Andreas Schwab <address@hidden> writes:

> David Kastrup <address@hidden> writes:
>
>> Andreas Schwab <address@hidden> writes:
>>
>>> David Kastrup <address@hidden> writes:
>>>
>>>> Andreas Schwab <address@hidden> writes:
>>>>
>>>>> If you don't use WNOHANG you open up a race where several processes may
>>>>> have their status changed, but only one signal is sent (non-realtime
>>>>> signals are not queued).
>>>>
>>>> How does WNOHANG protect against that?
>>>
>>> It makes it possible to loop around without blocking.
>>
>> Too bad you snipped the details of my question.  It does not make it
>> possible to loop around without preemption.
>
> What do you mean with "without preemption"?
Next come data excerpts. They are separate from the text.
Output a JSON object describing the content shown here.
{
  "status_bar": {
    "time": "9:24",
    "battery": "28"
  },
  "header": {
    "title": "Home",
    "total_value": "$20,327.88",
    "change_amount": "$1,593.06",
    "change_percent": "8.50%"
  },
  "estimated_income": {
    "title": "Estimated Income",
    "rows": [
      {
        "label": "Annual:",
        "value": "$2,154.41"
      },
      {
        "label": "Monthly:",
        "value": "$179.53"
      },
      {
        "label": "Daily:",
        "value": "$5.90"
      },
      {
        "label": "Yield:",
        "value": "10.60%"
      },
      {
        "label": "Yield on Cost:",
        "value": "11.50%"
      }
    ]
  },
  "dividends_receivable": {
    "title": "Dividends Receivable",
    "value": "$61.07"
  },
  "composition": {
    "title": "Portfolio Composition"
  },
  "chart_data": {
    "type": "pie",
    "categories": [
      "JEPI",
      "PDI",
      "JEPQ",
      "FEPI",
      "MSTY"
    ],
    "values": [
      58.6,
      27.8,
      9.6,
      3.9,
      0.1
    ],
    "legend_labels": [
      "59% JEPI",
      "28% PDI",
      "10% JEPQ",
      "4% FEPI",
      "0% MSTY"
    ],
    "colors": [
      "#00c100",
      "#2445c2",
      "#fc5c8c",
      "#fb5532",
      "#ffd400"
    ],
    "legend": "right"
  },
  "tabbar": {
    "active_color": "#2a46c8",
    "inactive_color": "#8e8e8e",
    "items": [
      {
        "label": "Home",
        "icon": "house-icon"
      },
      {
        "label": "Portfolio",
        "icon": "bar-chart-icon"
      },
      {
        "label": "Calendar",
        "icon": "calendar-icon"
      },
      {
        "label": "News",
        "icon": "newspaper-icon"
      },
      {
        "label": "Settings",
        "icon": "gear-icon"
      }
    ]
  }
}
"Preemption" means the kernel forcibly rescheduling the task.  Since
there is no other way in which the process will either exit the loop
(since that requires some other process to change its status) or yield
the CPU, it will eventually happen.

>> In fact, it _forces_ preemption at some point of time (this is the
>> only way to exit the infinite loop on a single-processor system),
>
> Which inifinite loop?

The one waiting for the demise of a process that gets no processing
time for dying.

>> and when preemption happens, of course several signals may be
>> delivered together: after all, a preempted process is not so likely
>> to get scheduled right again.
>
> I don't understand how preemption comes into play here.

It is the only thing that can prevent a deadlock here.

>>> On system without WNOHANG there needs to be other mechanisms to
>>> garantee one signal per child (they probably redeliver the signal
>>> as long as such children exist).
>>
>> Again: I don't see that this guaranteed one signal per child, and
>> you did not explain how it could.
>
> From POSIX:
>
>  If _POSIX_REALTIME_SIGNALS is defined, and the implementation
>  queues the SIGCHLD signal, then if wait( ) or waitpid ( ) returns
>  because the status of a child process is available, any pending
>  SIGCHLD signal associated with the process ID of the child process
>  shall be discarded.  Any other pending SIGCHLD signals shall remain
>  pending.  Otherwise, if SIGCHLD is blocked, if wait( ) or waitpid (
>  ) return because the status of a child process is available, any
>  pending SIGCHLD signal shall be cleared unless the status of
>  another child process is available.

I can't see how this guarantees one signal per child.